Brooke Henderson doesn’t turn 18 for a couple more weeks, but she’s already earned the first LPGA Tour win of her career, capturing last week’s Cambia Portland Classic by a whopping eight strokes after having to qualify for the event on Monday.

Think about that for a second: qualified on Monday, smashed the field by Sunday evening when the tournament wrapped. Maybe a few more tournaments should be lining up to give the surging Canadian talent a couple more exemptions. The timing of Henderson’s win couldn’t be better for the organizers of the Canadian Pacific Women’s Open, this week’s LPGA Tour stop in Vancouver, where Henderson is sure to be front-and-center and the talk of the week.
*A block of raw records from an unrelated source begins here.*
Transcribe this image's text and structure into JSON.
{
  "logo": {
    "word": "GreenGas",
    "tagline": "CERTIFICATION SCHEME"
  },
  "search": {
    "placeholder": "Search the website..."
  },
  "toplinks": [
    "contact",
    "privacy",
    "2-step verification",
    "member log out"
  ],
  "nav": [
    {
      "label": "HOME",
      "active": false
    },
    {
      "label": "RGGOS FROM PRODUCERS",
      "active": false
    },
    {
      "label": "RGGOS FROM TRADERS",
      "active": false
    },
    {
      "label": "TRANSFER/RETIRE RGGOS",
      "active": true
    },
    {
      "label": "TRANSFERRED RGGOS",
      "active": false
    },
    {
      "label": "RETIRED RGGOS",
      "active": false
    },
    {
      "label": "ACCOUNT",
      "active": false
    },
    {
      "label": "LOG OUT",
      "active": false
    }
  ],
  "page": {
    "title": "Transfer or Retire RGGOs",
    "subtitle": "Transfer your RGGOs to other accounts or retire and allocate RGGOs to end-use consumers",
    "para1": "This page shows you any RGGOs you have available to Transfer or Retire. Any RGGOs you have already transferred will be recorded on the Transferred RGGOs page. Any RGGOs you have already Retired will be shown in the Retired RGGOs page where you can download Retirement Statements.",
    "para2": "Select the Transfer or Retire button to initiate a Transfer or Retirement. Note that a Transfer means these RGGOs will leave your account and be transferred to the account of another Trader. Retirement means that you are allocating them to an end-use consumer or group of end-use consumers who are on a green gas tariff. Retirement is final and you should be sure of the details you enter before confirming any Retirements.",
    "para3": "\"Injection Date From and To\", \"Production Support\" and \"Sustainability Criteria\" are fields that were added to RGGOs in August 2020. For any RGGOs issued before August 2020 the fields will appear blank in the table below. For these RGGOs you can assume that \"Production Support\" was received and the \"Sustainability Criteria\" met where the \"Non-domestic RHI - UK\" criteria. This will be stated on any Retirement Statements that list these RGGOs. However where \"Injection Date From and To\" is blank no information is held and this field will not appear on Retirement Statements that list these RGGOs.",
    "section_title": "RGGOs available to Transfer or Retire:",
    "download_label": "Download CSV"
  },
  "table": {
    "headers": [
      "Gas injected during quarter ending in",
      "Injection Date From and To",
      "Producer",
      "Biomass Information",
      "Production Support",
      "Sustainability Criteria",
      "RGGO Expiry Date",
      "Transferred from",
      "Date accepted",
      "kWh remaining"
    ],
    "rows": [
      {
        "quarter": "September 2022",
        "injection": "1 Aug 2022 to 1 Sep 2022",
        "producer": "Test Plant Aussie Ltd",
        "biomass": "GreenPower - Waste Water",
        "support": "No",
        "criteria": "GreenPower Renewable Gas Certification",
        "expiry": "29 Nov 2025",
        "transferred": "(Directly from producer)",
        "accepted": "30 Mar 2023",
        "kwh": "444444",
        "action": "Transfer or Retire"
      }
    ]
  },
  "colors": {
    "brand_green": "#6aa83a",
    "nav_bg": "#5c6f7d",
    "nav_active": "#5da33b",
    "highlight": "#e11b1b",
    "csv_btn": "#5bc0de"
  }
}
If you’re a golf fan, get used to it because this young lady has a very bright future.

She finished T-10 at last year’s U.S. Women’s Open and won an event on the Symetra Tour, the LPGA Tour equivalent of the minors, earlier this year. Only then did the LPGA give her her card to play on that particular tour, even though she finished T-5 at the KPMG Women’s PGA Championship the week before.  A couple weeks later, she finished T-5 at this year’s U.S. Women’s Open.

Henderson has rocketed to No. 17 in the world rankings, pushed her earnings this year to $660,000 and secured her tour card for next season, but despite all that, she will still have to qualify for events on Mondays having used up all six of her sponsor’s exemptions for the season. Chalk that one up as another of those ridiculous rules that exist in sports. If you’re good enough to win and be in the Top 20, you should probably be allowed to play every week if you so choose.
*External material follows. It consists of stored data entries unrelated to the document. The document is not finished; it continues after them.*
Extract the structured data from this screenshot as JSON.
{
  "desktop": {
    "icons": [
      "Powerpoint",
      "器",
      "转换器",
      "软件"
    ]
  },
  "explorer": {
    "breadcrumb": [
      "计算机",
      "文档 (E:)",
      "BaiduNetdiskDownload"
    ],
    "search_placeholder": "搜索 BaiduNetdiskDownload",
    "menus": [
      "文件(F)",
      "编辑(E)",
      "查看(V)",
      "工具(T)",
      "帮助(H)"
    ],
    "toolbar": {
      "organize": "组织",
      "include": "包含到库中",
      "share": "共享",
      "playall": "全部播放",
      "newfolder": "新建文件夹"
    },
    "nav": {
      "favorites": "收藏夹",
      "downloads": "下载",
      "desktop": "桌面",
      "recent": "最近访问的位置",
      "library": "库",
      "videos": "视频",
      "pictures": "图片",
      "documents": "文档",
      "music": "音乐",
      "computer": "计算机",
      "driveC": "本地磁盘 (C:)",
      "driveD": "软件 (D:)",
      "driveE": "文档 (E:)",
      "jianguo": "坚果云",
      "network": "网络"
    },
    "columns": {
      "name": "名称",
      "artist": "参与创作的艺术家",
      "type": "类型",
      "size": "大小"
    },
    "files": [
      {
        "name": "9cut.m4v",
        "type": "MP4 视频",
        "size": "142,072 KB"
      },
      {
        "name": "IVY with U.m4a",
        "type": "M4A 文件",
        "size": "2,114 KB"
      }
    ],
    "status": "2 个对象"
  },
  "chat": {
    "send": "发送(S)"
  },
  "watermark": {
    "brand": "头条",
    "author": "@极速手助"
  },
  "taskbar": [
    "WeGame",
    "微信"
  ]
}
Of course, the LPGA denied her petition for early entrance into Q School because she was under 18, even though they’d made exceptions for others that didn’t meet the minimum age requirement in the past, including Lydia Ko and Lexi Thompson. Bet they’d like to reconsider that now.

Regardless of how things go this week in Vancouver, Henderson is someone Canadian sports fans should get familiar with and quickly because she’s only going to keep getting better and become an even more prominent name on the Canadian sporting landscape going forward.
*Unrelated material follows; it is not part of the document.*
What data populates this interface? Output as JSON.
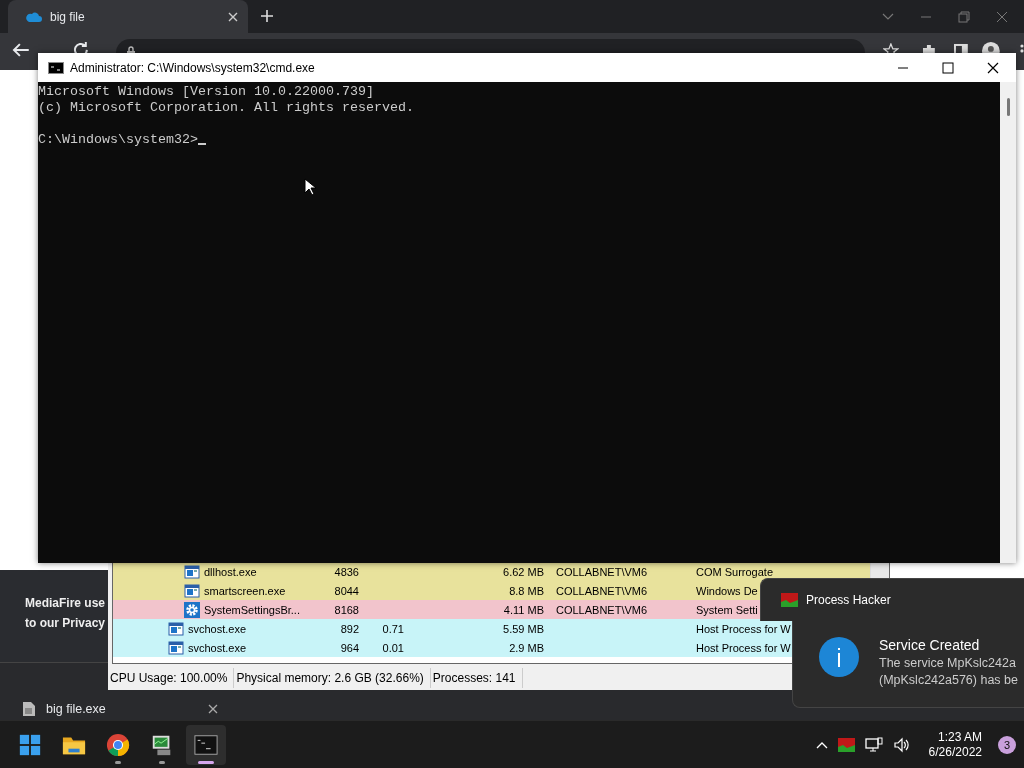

Henderson probably should have already been on everyone’s radar given her success so far this season and standing as one of the rising stars on the LPGA Tour, but that hasn’t been the case. Far more attention has been given to the struggles of Genie Bouchard and Milos Raonic and, more recently, Vasek Pospisil, while the 17-year-old Henderson has gone out and put up quality numbers through 10 tournaments this year in relative anonymity.

She’s the first Canadian to win on the LPGA Tour in more than a decade and the first Monday qualifier to get a victory since 2000 and yet it feels like her triumph has been under-reported. Where’s the love TSN? How about a story on the main page Sportsnet?

Luckily for those outlets, they’re going to have plenty of time to make up for the miscue here as Henderson looks like she could be a perennial contender and Top 10 player on the LPGA Tour for quite some time, starting now.

Canada doesn’t have a ton of standout performers in individual sports right now, so hopefully Henderson starts getting a little more attention because the talented golfer looks capable of being “The Next Big Thing” on the links and in general in this country.